There are multiple reasons why BM25 found the first two symbols over the concrete DuckDBNodeRepo.search implementation, but all results are relevant to the query.

Go parser needs some performance profiling too.

Repomap

Repomap is implemented using the NetworkX library. Whenever the project is updated, files, named nodes (symbols), and references are added to an in-memory graph. The user’s query is parsed, known file and symbol names are boosted, and then the PageRank algorithm finds relevant file recommendations. For example, the repomap CLI tool returns this list for the duckdb.py javascript.py query:

know/stores/duckdb.py                                         0.166630
know/lang/javascript.py                                       0.121807
know/data.py                                                  0.070037
know/models.py                                                0.054503
know/parsers.py                                               0.044437
know/lang/typescript.py                                       0.022041
know/project.py                                               0.010818
know/helpers.py                                               0.004803
know/data_helpers.py                                          0.003884
tools/explorer.py                                             0.003610

I excluded file summaries from the output - they will be also included by default.

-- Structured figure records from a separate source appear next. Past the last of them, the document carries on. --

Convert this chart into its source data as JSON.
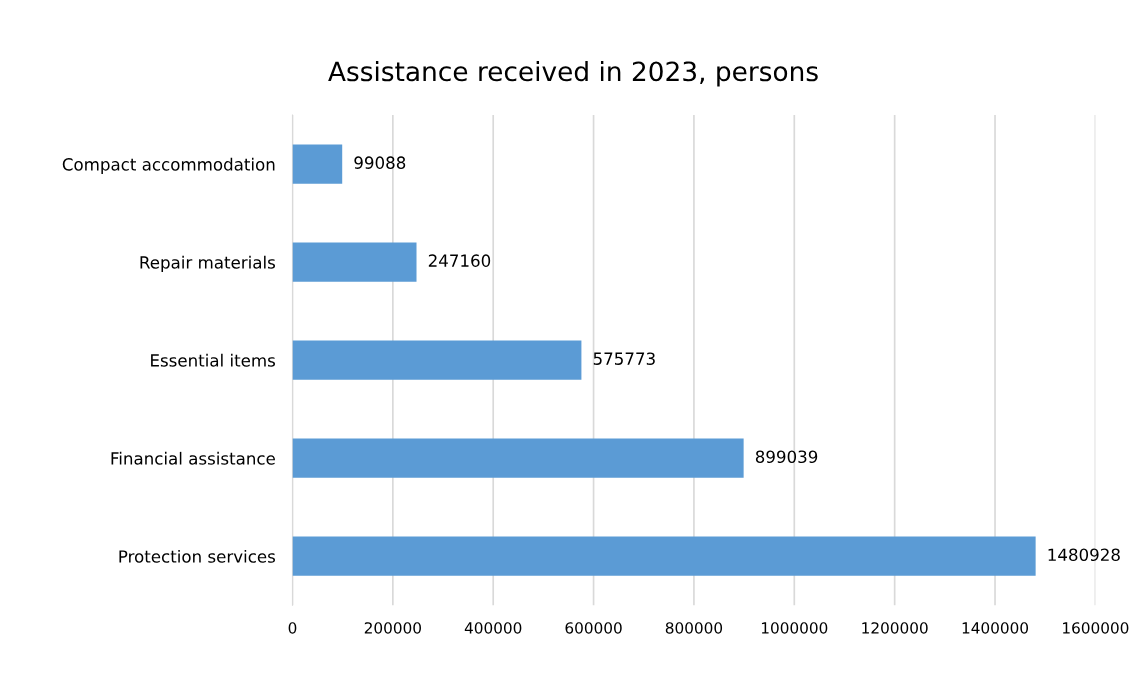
{
  "chart_data": {
    "type": "bar",
    "orientation": "horizontal",
    "title": "Assistance received in 2023, persons",
    "categories": [
      "Compact accommodation",
      "Repair materials",
      "Essential items",
      "Financial assistance",
      "Protection services"
    ],
    "values": [
      99088,
      247160,
      575773,
      899039,
      1480928
    ],
    "color": "#5b9bd5",
    "xlim": [
      0,
      1600000
    ],
    "xticks": [
      0,
      200000,
      400000,
      600000,
      800000,
      1000000,
      1200000,
      1400000,
      1600000
    ],
    "grid": "x",
    "data_labels": true,
    "legend": false
  }
}
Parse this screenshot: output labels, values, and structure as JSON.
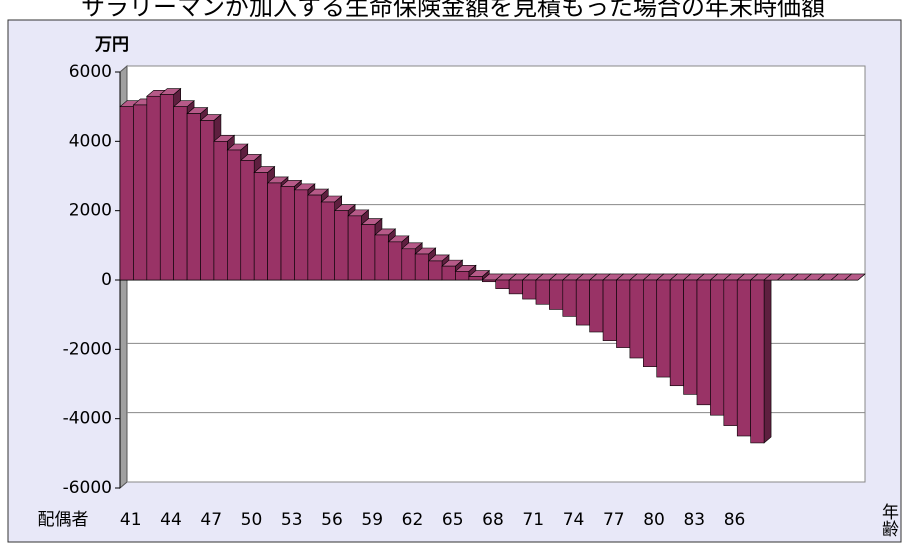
{
  "chart_data": {
    "type": "bar3d",
    "title": "サラリーマンが加入する生命保険金額を見積もった場合の年末時価額",
    "y_label": "万円",
    "x_label": "年齢",
    "x_prefix": "配偶者",
    "categories": [
      "41",
      null,
      null,
      "44",
      null,
      null,
      "47",
      null,
      null,
      "50",
      null,
      null,
      "53",
      null,
      null,
      "56",
      null,
      null,
      "59",
      null,
      null,
      "62",
      null,
      null,
      "65",
      null,
      null,
      "68",
      null,
      null,
      "71",
      null,
      null,
      "74",
      null,
      null,
      "77",
      null,
      null,
      "80",
      null,
      null,
      "83",
      null,
      null,
      "86",
      null,
      null,
      null,
      null,
      null,
      null,
      null,
      null,
      null
    ],
    "values": [
      5000,
      5050,
      5300,
      5350,
      5000,
      4800,
      4600,
      4000,
      3750,
      3450,
      3100,
      2800,
      2700,
      2600,
      2450,
      2250,
      2000,
      1850,
      1600,
      1300,
      1100,
      900,
      750,
      550,
      400,
      250,
      100,
      -50,
      -250,
      -400,
      -550,
      -700,
      -850,
      -1050,
      -1300,
      -1500,
      -1750,
      -1950,
      -2250,
      -2500,
      -2800,
      -3050,
      -3300,
      -3600,
      -3900,
      -4200,
      -4500,
      -4700,
      0,
      0,
      0,
      0,
      0,
      0,
      0
    ],
    "color": "#993366",
    "ylim": [
      -6000,
      6000
    ],
    "yticks": [
      -6000,
      -4000,
      -2000,
      0,
      2000,
      4000,
      6000
    ],
    "grid": true
  }
}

The tool correctly identified the mentioned files at the top and then found these additional relevant files:

  • Mentioned duckdb.py and javascript.py files
  • data.py contains abstract data access classes that the DuckDB storage backend implements.
  • models.py contains all data models (files, parsed nodes, etc.).
  • parsers.py contains base parser classes, which javascript.py depends on.
  • typescript.py is a closely related language.
  • project.py defines the public project API.

Using APIs

There is a sample chatbot implementation using LiteLLM as an API. It can be used as an example of how to use Know programmatically: registering tools as functions with an OpenAI-compatible API or gateway.

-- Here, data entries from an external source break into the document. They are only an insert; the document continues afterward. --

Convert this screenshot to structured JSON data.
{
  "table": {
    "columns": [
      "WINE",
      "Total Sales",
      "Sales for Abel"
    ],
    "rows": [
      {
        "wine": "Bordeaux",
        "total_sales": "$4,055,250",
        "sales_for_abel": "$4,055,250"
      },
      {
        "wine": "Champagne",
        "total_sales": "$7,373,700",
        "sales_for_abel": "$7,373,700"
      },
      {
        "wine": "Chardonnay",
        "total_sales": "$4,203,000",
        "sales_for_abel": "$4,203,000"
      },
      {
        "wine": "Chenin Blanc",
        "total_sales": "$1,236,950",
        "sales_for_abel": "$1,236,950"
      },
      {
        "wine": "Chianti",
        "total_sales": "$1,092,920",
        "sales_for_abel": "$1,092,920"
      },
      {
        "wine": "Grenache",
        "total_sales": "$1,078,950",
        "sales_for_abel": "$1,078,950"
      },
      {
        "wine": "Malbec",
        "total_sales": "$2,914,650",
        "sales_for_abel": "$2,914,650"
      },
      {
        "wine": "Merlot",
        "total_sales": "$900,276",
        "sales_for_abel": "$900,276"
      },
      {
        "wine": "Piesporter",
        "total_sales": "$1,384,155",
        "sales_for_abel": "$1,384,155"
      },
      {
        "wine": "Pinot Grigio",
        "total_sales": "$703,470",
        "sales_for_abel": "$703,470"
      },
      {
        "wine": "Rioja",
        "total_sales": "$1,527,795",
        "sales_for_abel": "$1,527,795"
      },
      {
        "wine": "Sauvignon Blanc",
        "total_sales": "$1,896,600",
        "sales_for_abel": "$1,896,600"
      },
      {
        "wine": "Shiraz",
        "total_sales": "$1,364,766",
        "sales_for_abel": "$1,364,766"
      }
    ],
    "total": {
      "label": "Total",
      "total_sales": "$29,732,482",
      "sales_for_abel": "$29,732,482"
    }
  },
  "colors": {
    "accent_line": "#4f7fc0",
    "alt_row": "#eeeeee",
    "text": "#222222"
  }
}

Know also exposes an MCP implementation. It requires installing FastMCP, which is offered as an optional uv dependency. Once installed, all tools are available via the MCP protocol.

Settings

Many aspects of the project are configurable via the Settings class. All options are documented, and the CLI tools use Pydantic settings to populate the settings.

Summary

Overall, I believe the tool will be generally useful. At least, I had a lot of fun playing with MCP-enabled coding tools. Anecdotally, project discovery no longer forces tools to read full files to generate summaries or find relevant parts of the code, thus directly saving on token usage.

Here is the Chat CLI doing a summary of the project using the OpenAI o3 model with this prompt: summarize the project files and provide detailed description of the project functionality

Assistant: Project overview  
===============  

The repository contains a complete "code-intelligence" stack that can scan one or more source-code 
repositories, extract a rich graph of symbols, imports, and references, store that graph in DuckDB,
add vector embeddings, and expose the data through a family of "vectorops_*" tools (file listing, 
file summary, node search, repo-map, etc.).

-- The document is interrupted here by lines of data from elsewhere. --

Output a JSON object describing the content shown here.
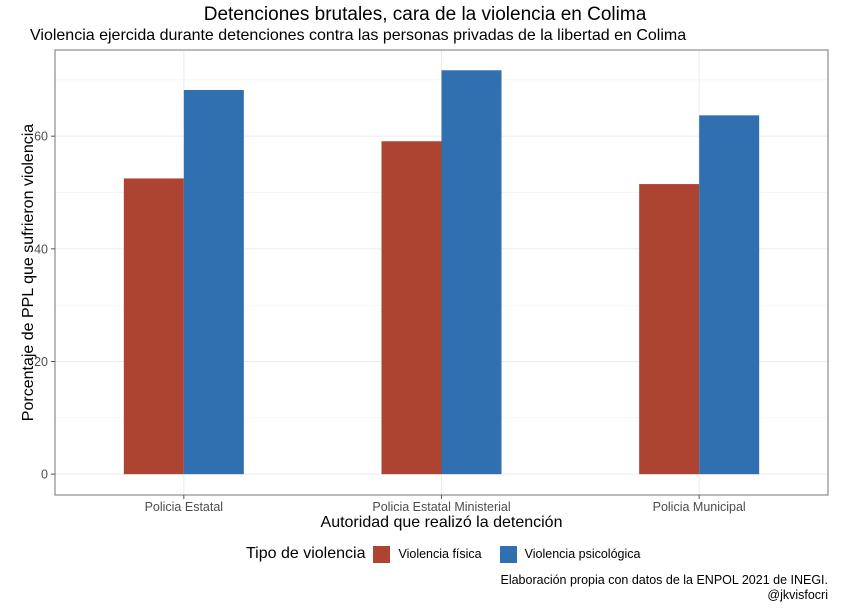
{
  "chart_data": {
    "type": "bar",
    "title": "Detenciones brutales, cara de la violencia en Colima",
    "subtitle": "Violencia ejercida durante detenciones contra las personas privadas de la libertad en Colima",
    "xlabel": "Autoridad que realizó la detención",
    "ylabel": "Porcentaje de PPL que sufrieron violencia",
    "categories": [
      "Policia Estatal",
      "Policia Estatal Ministerial",
      "Policia Municipal"
    ],
    "series": [
      {
        "name": "Violencia física",
        "color": "#ad4431",
        "values": [
          52.5,
          59.1,
          51.5
        ]
      },
      {
        "name": "Violencia psicológica",
        "color": "#3170b0",
        "values": [
          68.2,
          71.7,
          63.7
        ]
      }
    ],
    "yticks": [
      0,
      20,
      40,
      60
    ],
    "ylim": [
      -3.7,
      75.3
    ],
    "grid": true,
    "legend": {
      "title": "Tipo de violencia",
      "position": "bottom"
    },
    "caption": [
      "Elaboración propia con datos de la ENPOL 2021 de INEGI.",
      "@jkvisfocri"
    ]
  }
}
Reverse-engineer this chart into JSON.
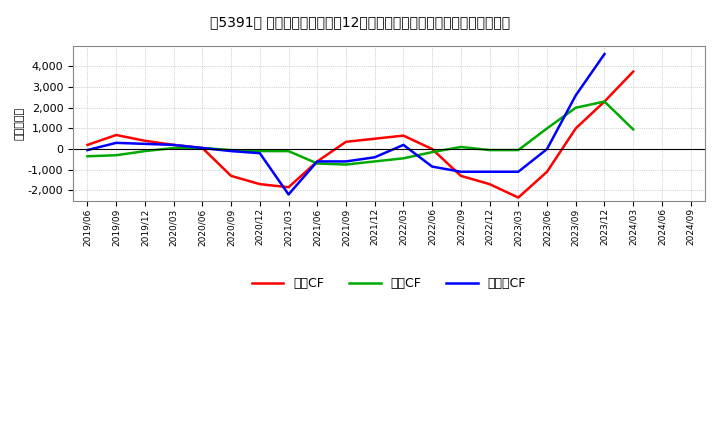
{
  "title_prefix": "5391",
  "ylabel": "（百万円）",
  "background_color": "#ffffff",
  "plot_bg_color": "#ffffff",
  "grid_color": "#aaaaaa",
  "x_labels": [
    "2019/06",
    "2019/09",
    "2019/12",
    "2020/03",
    "2020/06",
    "2020/09",
    "2020/12",
    "2021/03",
    "2021/06",
    "2021/09",
    "2021/12",
    "2022/03",
    "2022/06",
    "2022/09",
    "2022/12",
    "2023/03",
    "2023/06",
    "2023/09",
    "2023/12",
    "2024/03",
    "2024/06",
    "2024/09"
  ],
  "eigyo_cf": [
    200,
    680,
    400,
    200,
    50,
    -1300,
    -1700,
    -1850,
    -600,
    350,
    500,
    650,
    0,
    -1300,
    -1700,
    -2350,
    -1100,
    1000,
    2300,
    3750,
    null,
    null
  ],
  "toshi_cf": [
    -350,
    -300,
    -100,
    50,
    50,
    -50,
    -100,
    -100,
    -700,
    -750,
    -600,
    -450,
    -150,
    100,
    -50,
    -50,
    1000,
    2000,
    2300,
    950,
    null,
    null
  ],
  "free_cf": [
    -50,
    300,
    250,
    200,
    50,
    -100,
    -200,
    -2200,
    -600,
    -600,
    -400,
    200,
    -850,
    -1100,
    -1100,
    -1100,
    0,
    2600,
    4600,
    null,
    null,
    null
  ],
  "eigyo_color": "#ff0000",
  "toshi_color": "#00aa00",
  "free_color": "#0000ff",
  "ylim": [
    -2500,
    5000
  ],
  "yticks": [
    -2000,
    -1000,
    0,
    1000,
    2000,
    3000,
    4000
  ],
  "legend_labels": [
    "営業CF",
    "投資CF",
    "フリーCF"
  ]
}
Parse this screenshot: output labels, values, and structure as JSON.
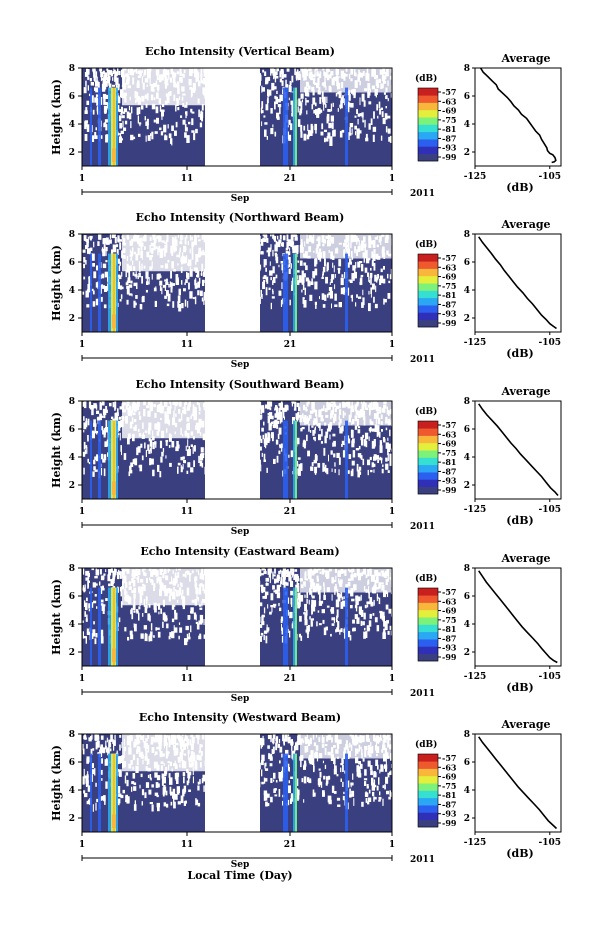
{
  "chart_data": [
    {
      "type": "heatmap",
      "title": "Echo Intensity (Vertical Beam)",
      "ylabel": "Height (km)",
      "yticks": [
        "2",
        "4",
        "6",
        "8"
      ],
      "ylim": [
        1,
        8
      ],
      "xticks": [
        "1",
        "11",
        "21",
        "1"
      ],
      "month_label": "Sep",
      "year_label": "2011",
      "colorbar": {
        "label": "(dB)",
        "ticks": [
          "-57",
          "-63",
          "-69",
          "-75",
          "-81",
          "-87",
          "-93",
          "-99"
        ]
      },
      "profile": {
        "title": "Average",
        "xlabel": "(dB)",
        "xticks": [
          "-125",
          "-105"
        ],
        "xlim": [
          -125,
          -102
        ],
        "points": [
          [
            -123.5,
            8
          ],
          [
            -122.8,
            7.7
          ],
          [
            -121.6,
            7.4
          ],
          [
            -120.5,
            7.1
          ],
          [
            -119.3,
            6.8
          ],
          [
            -118.8,
            6.5
          ],
          [
            -117.6,
            6.2
          ],
          [
            -116.4,
            5.9
          ],
          [
            -115.4,
            5.6
          ],
          [
            -114.6,
            5.3
          ],
          [
            -113.4,
            5.0
          ],
          [
            -112.6,
            4.7
          ],
          [
            -111.2,
            4.4
          ],
          [
            -110.4,
            4.1
          ],
          [
            -109.6,
            3.8
          ],
          [
            -108.8,
            3.5
          ],
          [
            -107.7,
            3.2
          ],
          [
            -107.2,
            2.9
          ],
          [
            -106.5,
            2.6
          ],
          [
            -105.8,
            2.3
          ],
          [
            -105.6,
            2.1
          ],
          [
            -105.0,
            1.9
          ],
          [
            -104.2,
            1.8
          ],
          [
            -103.6,
            1.6
          ],
          [
            -103.4,
            1.4
          ],
          [
            -103.8,
            1.3
          ],
          [
            -104.5,
            1.25
          ]
        ]
      }
    },
    {
      "type": "heatmap",
      "title": "Echo Intensity (Northward Beam)",
      "ylabel": "Height (km)",
      "yticks": [
        "2",
        "4",
        "6",
        "8"
      ],
      "ylim": [
        1,
        8
      ],
      "xticks": [
        "1",
        "11",
        "21",
        "1"
      ],
      "month_label": "Sep",
      "year_label": "2011",
      "colorbar": {
        "label": "(dB)",
        "ticks": [
          "-57",
          "-63",
          "-69",
          "-75",
          "-81",
          "-87",
          "-93",
          "-99"
        ]
      },
      "profile": {
        "title": "Average",
        "xlabel": "(dB)",
        "xticks": [
          "-125",
          "-105"
        ],
        "xlim": [
          -125,
          -102
        ],
        "points": [
          [
            -124,
            7.8
          ],
          [
            -123,
            7.4
          ],
          [
            -121.8,
            7.0
          ],
          [
            -120.6,
            6.6
          ],
          [
            -119.5,
            6.2
          ],
          [
            -118.2,
            5.8
          ],
          [
            -117.2,
            5.4
          ],
          [
            -116.0,
            5.0
          ],
          [
            -114.8,
            4.6
          ],
          [
            -113.6,
            4.2
          ],
          [
            -112.2,
            3.8
          ],
          [
            -111.0,
            3.4
          ],
          [
            -109.6,
            3.0
          ],
          [
            -108.4,
            2.6
          ],
          [
            -107.2,
            2.2
          ],
          [
            -106.0,
            1.9
          ],
          [
            -105.0,
            1.6
          ],
          [
            -104.0,
            1.4
          ],
          [
            -103.2,
            1.25
          ]
        ]
      }
    },
    {
      "type": "heatmap",
      "title": "Echo Intensity (Southward Beam)",
      "ylabel": "Height (km)",
      "yticks": [
        "2",
        "4",
        "6",
        "8"
      ],
      "ylim": [
        1,
        8
      ],
      "xticks": [
        "1",
        "11",
        "21",
        "1"
      ],
      "month_label": "Sep",
      "year_label": "2011",
      "colorbar": {
        "label": "(dB)",
        "ticks": [
          "-57",
          "-63",
          "-69",
          "-75",
          "-81",
          "-87",
          "-93",
          "-99"
        ]
      },
      "profile": {
        "title": "Average",
        "xlabel": "(dB)",
        "xticks": [
          "-125",
          "-105"
        ],
        "xlim": [
          -125,
          -102
        ],
        "points": [
          [
            -124,
            7.8
          ],
          [
            -123,
            7.4
          ],
          [
            -121.8,
            7.0
          ],
          [
            -120.4,
            6.6
          ],
          [
            -119.0,
            6.2
          ],
          [
            -117.8,
            5.8
          ],
          [
            -116.6,
            5.4
          ],
          [
            -115.4,
            5.0
          ],
          [
            -114.0,
            4.6
          ],
          [
            -112.8,
            4.2
          ],
          [
            -111.4,
            3.8
          ],
          [
            -110.0,
            3.4
          ],
          [
            -108.6,
            3.0
          ],
          [
            -107.2,
            2.6
          ],
          [
            -106.0,
            2.2
          ],
          [
            -104.8,
            1.8
          ],
          [
            -103.6,
            1.5
          ],
          [
            -102.8,
            1.25
          ]
        ]
      }
    },
    {
      "type": "heatmap",
      "title": "Echo Intensity (Eastward Beam)",
      "ylabel": "Height (km)",
      "yticks": [
        "2",
        "4",
        "6",
        "8"
      ],
      "ylim": [
        1,
        8
      ],
      "xticks": [
        "1",
        "11",
        "21",
        "1"
      ],
      "month_label": "Sep",
      "year_label": "2011",
      "colorbar": {
        "label": "(dB)",
        "ticks": [
          "-57",
          "-63",
          "-69",
          "-75",
          "-81",
          "-87",
          "-93",
          "-99"
        ]
      },
      "profile": {
        "title": "Average",
        "xlabel": "(dB)",
        "xticks": [
          "-125",
          "-105"
        ],
        "xlim": [
          -125,
          -102
        ],
        "points": [
          [
            -124,
            7.8
          ],
          [
            -123,
            7.4
          ],
          [
            -122,
            7.0
          ],
          [
            -120.8,
            6.6
          ],
          [
            -119.6,
            6.2
          ],
          [
            -118.4,
            5.8
          ],
          [
            -117.2,
            5.4
          ],
          [
            -116.0,
            5.0
          ],
          [
            -114.8,
            4.6
          ],
          [
            -113.6,
            4.2
          ],
          [
            -112.4,
            3.8
          ],
          [
            -111.0,
            3.4
          ],
          [
            -109.6,
            3.0
          ],
          [
            -108.2,
            2.6
          ],
          [
            -107.0,
            2.2
          ],
          [
            -106.0,
            1.9
          ],
          [
            -105.0,
            1.6
          ],
          [
            -104.0,
            1.4
          ],
          [
            -103.0,
            1.25
          ]
        ]
      }
    },
    {
      "type": "heatmap",
      "title": "Echo Intensity (Westward Beam)",
      "ylabel": "Height (km)",
      "yticks": [
        "2",
        "4",
        "6",
        "8"
      ],
      "ylim": [
        1,
        8
      ],
      "xticks": [
        "1",
        "11",
        "21",
        "1"
      ],
      "month_label": "Sep",
      "year_label": "2011",
      "colorbar": {
        "label": "(dB)",
        "ticks": [
          "-57",
          "-63",
          "-69",
          "-75",
          "-81",
          "-87",
          "-93",
          "-99"
        ]
      },
      "profile": {
        "title": "Average",
        "xlabel": "(dB)",
        "xticks": [
          "-125",
          "-105"
        ],
        "xlim": [
          -125,
          -102
        ],
        "points": [
          [
            -124,
            7.8
          ],
          [
            -123,
            7.4
          ],
          [
            -121.8,
            7.0
          ],
          [
            -120.6,
            6.6
          ],
          [
            -119.4,
            6.2
          ],
          [
            -118.2,
            5.8
          ],
          [
            -117.0,
            5.4
          ],
          [
            -115.8,
            5.0
          ],
          [
            -114.6,
            4.6
          ],
          [
            -113.4,
            4.2
          ],
          [
            -112.0,
            3.8
          ],
          [
            -110.6,
            3.4
          ],
          [
            -109.2,
            3.0
          ],
          [
            -107.8,
            2.6
          ],
          [
            -106.6,
            2.2
          ],
          [
            -105.4,
            1.8
          ],
          [
            -104.2,
            1.5
          ],
          [
            -103.2,
            1.25
          ]
        ]
      }
    }
  ],
  "xlabel": "Local Time (Day)",
  "colors": {
    "background": "#3a3f7f",
    "blank": "#ffffff",
    "colormap": [
      "#3a3f7f",
      "#2f2fb8",
      "#2b5ff0",
      "#2aa8f4",
      "#35e0d2",
      "#7cf27a",
      "#e4ef3c",
      "#f8b73a",
      "#ee5a2e",
      "#c8201e"
    ]
  }
}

Below is the high-level architecture, followed by a per-package outline.

----------------------------------------------------------------------------------------------------
1. Data model (know/models.py)
----------------------------------------------------------------------------------------------------
• Pydantic models capture every entity:
  – Project, Repo, Package, File  
  – Node (symbol) with kind, visibility, modifiers, source ranges, docstring, signature…  
  – ImportEdge (package-level import) and NodeRef (call/type references inside code)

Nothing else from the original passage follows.